California ophthalmic devices maker STAAR Surgical (NSDQ:STAA) touted a pair of regulatory wins, landing a date with an FDA advisory panel and notching new Japanese market approval for its Visian Implantable Collamer Lens with CentraFLOW technology.
STAAR will meet next week with the FDA’s Ophthalmic Devices Panel to review the premarket approval application for the company’s Visian Toric ICL for treatment of myopic astigmatism. The original meeting, scheduled for February 14, was postponed over weather concerns.
Next week’s panel will discuss safety and efficacy data on the Visian Toric ICL, addressing FDA concerns about a series of deviations from the protocol for the study used to back the PMA bid.
The agency issued a warning letter in April 2004 after an inspection of a plant in Monrovia in December 2003 cited STAAR for "failure to obtain FDA approval prior to initiating a study, failure to ensure continuing Institutional Review Board (IRB) review and approval, failure to obtain signed Investigator Agreements from participating investigators, and failure to provide participating Clinical Investigators with all the information required to perform the study," according to the pre-meeting materials.
Survey: Will the FDA panel OK STAAR Surgical’s Toric ICL lens?
The FDA wants the advisory panel to consider whether there’s enough data to asses the safety and effectiveness of the Toric ICL implant.

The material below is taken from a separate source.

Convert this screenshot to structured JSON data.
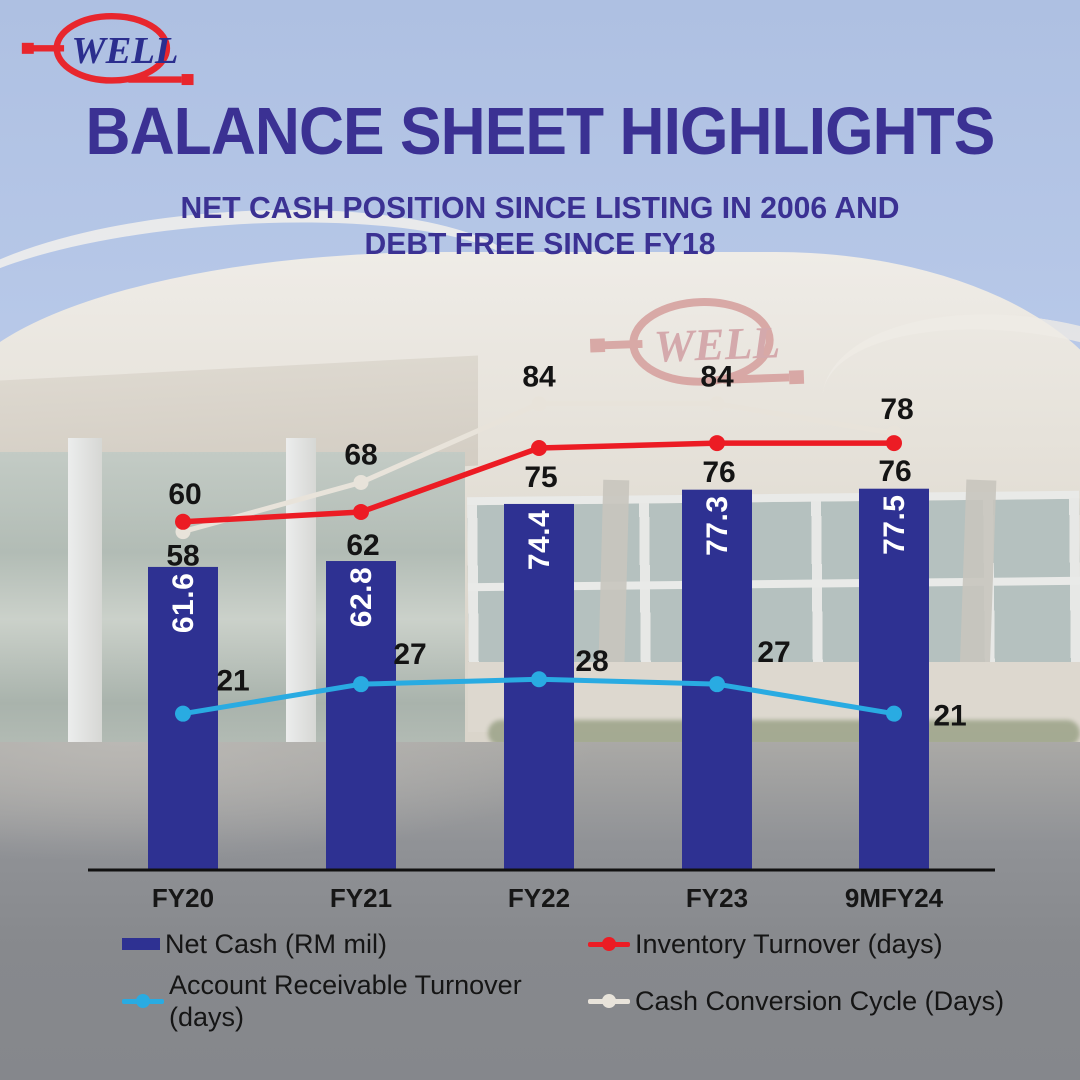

The FDA isn’t bound by the recommendations made by its advisory panels, but often follows their lead in its final decisions.
STAAR further notched Japanese regulatory approval for a new version of its Visian implant featuring CentraFLOW technology, which the company called a "key driver to our growth of Visian ICL revenues the past several quarters."
CentraFLOW allows physicians to treat a larger range of patients with the Visian ICL, expanding to myopia starting at -3.0 diopters, up from the current range at -5.0 diopters, according to a press release.
STAA shares closed last night at $14.30, up 1% on the day.